Seçim ve gelecek bizlere neler vadediyor? Vatandaş olarak nasıl davranmalıyız? Kısa bir örnekle açıklamaya çalışacağım. Seçimlerin ilimize, ülkemize ve çok dikkatle takip ettikleri için Dünya’mıza da hayırlı olmasını dilerim. Hak edenin kazandığı sağ duyunun hakim olduğu süreçle sonlanması en büyük duam ve beklentim. Bilinen gerçek vardır Güneşin doğuşu varolduğu ve bütün canlılar tarafından algılandığı, faydalandığıdır. Güneş hiçbir canlıya farklı davranmaz ve herkese eşit ısı verir. Ama bir gerçek vardır. Güneşe hangi yönden baktığın önemli farklılık gösterir. Şöyle ki; yönü kuzeye dönük kişi Güneşin doğuşunu sağ tarafından, güneye dönük kişi sol tarafından, doğuya dönük kişi karşıdan, batıya dönük kişi arkasından görür. Güneş batımını da tam zıt yönlerden görerek durum eşitlenmiş olur.
Bu duruma göre gerçek güneştir. Bizim gerçeği görmemiz durduğumuz yönlere göre değişmektedir. Burada herkes gerçeği görmekte ve konumuna göre tarif etmektedir. Biz hiç kimseye, sen Güneşi yanlış görüyorsun diyemeyiz. Çünkü herkes gerçeği doğru tarif etmektedir. Böyle bir durum herkesi haklı çıkarmakta, herkes gerçeği kendince doğru tarif etmektedir. Sadece yüz üstü yere yatanlar gerçeği göremezler. Buradan günümüz gerçeğine gelecek olursak; siyasetin hızlı ve alabildiğince yıpratıcı geçtiği bu günlerde, herkes kendi konumundan bakarak, bizim en önemli gerçeğimiz olan vatan ve milletle ilgili görüşlerini dinlemekte ve yorumlamaktayız. Hepsinin bizim gerçeklerimizle ilgili fikirleri ve projeleri çok kıymetlidir. (sadece vatan ve millet gerçeğine karşı yüzükoyun yatanlar hariç!)

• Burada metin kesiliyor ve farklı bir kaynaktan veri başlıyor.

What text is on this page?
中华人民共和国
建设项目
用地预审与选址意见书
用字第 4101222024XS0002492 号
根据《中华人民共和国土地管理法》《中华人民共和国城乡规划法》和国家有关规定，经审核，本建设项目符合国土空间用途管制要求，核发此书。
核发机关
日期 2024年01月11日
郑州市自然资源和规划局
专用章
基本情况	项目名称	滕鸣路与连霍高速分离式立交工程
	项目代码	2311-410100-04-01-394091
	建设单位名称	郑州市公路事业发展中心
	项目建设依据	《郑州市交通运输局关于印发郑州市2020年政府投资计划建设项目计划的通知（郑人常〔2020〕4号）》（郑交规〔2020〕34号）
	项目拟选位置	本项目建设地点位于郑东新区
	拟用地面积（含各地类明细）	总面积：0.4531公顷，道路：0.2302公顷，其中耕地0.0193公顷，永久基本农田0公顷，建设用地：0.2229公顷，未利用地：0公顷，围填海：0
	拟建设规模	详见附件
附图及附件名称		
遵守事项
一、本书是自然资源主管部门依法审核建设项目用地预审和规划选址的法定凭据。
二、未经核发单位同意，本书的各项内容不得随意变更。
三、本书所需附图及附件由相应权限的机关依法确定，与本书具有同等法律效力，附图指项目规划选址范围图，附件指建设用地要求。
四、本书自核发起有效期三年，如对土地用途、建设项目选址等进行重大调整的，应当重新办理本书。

Bu bağlamdan bakınca, akraba, arkadaş, eş, dost ve sevdiklerimize kendi yönümüzden gördüğümüz gerçeği zorla empoze etmeye ve dayatmaya çalışmaktayız. Hiç gerek yok.
Ülkemiz açısından çok kritik olan birlik ve beraberliğe her zamandan daha çok ihtiyacımız var. Sonuçta hayatımızı direk veya en direk etki eden çevremizle acılarımızı ve sevinçlerimizi paylaştıklarımızla aramıza böyle ayrımcılık kokan geçici hareketleri sokmaya gerek yok. Benim insanım ayrımcılıktan çok çekti. Çok evladını kaybetti. Köyler, mahalleler ve şehirler damgalandı. Maddi manevi acıları hala hatıralarda. Bunlar bize ders olmalı. Başka bir tespit ise, sanki her konuda fikir sahibi olmak zorundaymışız gibi kendimizi zorluyoruz. Kişi her şeyi bilebilir ama en iyi fikirler ve tecrübeler kendi alanında olanlardır. Eleştirmek kolay yoldur.
Hakaretvari olmak ise acziyet ve yetersizliktir. Bilgin olmadan fikrin olmamalı. Algılar olguların önüne geçmemeli. Bu geceleyin güneşleniyorum demek kadar abestir. Sosyal medya canavarı gibi dipsiz kuyularda özellikle daha dikkatli bildiri ve paylaşım yapmalıyız. Hiç kimsenin başkasına hakaret etme özgürlüğü yoktur. Bu süreçte televizyonlardaki tartışma programlarının ve sosyal medyadaki sanal kahramanların bizleri yönlendirmesine müsaade etmemek en güzeli. Siyaset üretmek vatandaş olarak bizlerin görevi değildir. O işi bırakalım siyasetçiler yapsın. Bizler de onların ürettikleri siyaseti kendimizce özellikle kendi alanımızca değerlendirip tercihlerimizi yapalım. Sonuç olarak: Devlet vatandaşına beş yılda, beş saniyelik söz hakkı tanıyor. Onu da aklımız ve vicdanımızla kendimiz ve memleketimiz için en iyisini düşünerek yapalım. Ama MUTLAKA OY KULLANALIM ki. Seçimden sonra durumu değerlendirme hakkımız olsun. Vatandaşlık görevini yerine getirmenin hazzını yaşamış olalım. Seçimlerimiz bizim elimizde. Asla kaderimiz değildir. Herkesin bir birinisiyaseti değil, sevgisiyle yorumladığı günlerimiz olsun.